Please be more careful when putting out/framing your personal thoughts than this. It's the same category as racism.
Actually, your title would be better off without "thinks they're better than everyone", too, since (unless you have a mind reader) that's not a direct observation either. If you describe your situation more factually and neutrally, you might get a better response from the community. Just a thought.
I’ve worked with a few. They’re usually solid over-achievers in general, and have gotten by with their toxic personalities due to their above-average output. They’re a burden on those around them but management just see the output so don’t really care.

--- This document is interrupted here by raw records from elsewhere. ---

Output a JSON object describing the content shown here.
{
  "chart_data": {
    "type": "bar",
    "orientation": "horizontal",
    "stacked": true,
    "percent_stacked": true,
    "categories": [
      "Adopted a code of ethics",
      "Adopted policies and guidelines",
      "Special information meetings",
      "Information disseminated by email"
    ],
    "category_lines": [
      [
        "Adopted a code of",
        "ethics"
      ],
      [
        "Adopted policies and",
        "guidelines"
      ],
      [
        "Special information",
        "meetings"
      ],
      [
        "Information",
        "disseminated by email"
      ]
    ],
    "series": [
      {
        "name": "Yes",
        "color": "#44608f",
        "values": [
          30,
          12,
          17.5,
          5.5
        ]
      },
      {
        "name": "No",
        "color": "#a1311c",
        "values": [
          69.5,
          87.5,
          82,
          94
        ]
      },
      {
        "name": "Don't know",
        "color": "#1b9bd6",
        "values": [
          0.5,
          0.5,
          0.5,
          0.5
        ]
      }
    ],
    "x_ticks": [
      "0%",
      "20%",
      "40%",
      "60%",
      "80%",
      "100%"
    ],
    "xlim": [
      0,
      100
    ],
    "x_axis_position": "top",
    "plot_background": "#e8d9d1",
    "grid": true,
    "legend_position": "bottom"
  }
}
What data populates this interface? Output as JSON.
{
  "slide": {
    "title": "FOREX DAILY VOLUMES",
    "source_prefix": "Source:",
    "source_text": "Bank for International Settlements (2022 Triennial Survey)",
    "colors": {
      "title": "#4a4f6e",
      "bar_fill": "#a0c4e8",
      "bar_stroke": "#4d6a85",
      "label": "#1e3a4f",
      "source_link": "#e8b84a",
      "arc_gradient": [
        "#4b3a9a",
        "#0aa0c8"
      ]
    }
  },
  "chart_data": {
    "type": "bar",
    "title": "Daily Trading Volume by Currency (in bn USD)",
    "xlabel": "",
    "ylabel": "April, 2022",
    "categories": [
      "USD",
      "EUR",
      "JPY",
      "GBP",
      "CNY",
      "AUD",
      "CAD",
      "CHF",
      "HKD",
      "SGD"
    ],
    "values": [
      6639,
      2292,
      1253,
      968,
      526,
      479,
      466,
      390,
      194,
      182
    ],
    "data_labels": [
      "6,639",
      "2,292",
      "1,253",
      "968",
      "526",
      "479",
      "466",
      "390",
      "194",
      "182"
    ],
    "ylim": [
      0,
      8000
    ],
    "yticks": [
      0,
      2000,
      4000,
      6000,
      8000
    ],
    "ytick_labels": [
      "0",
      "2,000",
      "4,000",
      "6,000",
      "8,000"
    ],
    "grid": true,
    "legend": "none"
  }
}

I’ve quit jobs due to people like this.
I don't know what "bad code" is (undocumented?), one of them really like his tricks (especially obscure ones), but each time document what the line does. Also, and i think this has to be because we were taught that at the school, they really like small functions (more than 20 lines of code and they start sweating) and modular code, so i guess to me it is really good code (i was at the same school)
This is a management problem manifesting as an IC problem. If management is aware of this jerky behavior and lets it continue, they're hobbling the team and limiting their overall productivity. If they're unaware of the problem, they're just clueless.
Either way, you probably want dip out on that team. If you're the conscientious sort, you can tell them why as you go.
Also:
> 10x engineer
> he steals work from others
> It’s also really bad code so he’s the only one that can understand it and refuses to document or explain what is going on
10x more code produced != 10x better engineer. When people talk about "10x engineers" they usually mean the latter.
I've worked with people who were truly 10x engineers and others who just thought they were 10x engineers. The actual ones did this by succeeding in the context of the broader team. The ones deluding themselves just made everyone else miserable, and then left messes to clean up when they left.
Bottom line, working with someone who is autistic can be extremely difficult, but it’s not their fault, it’s mostly their defense mechanisms in response to the way people are treating them.
Whether the behaviour "comes from" his autism or not should not have any bearing on how you deal with it. (This is not legal advice)
Do you not have a code review step to prevent bad code from entering the repository?
If he steals work he steals work, less to be done by you. If he crashes and burns, so be it.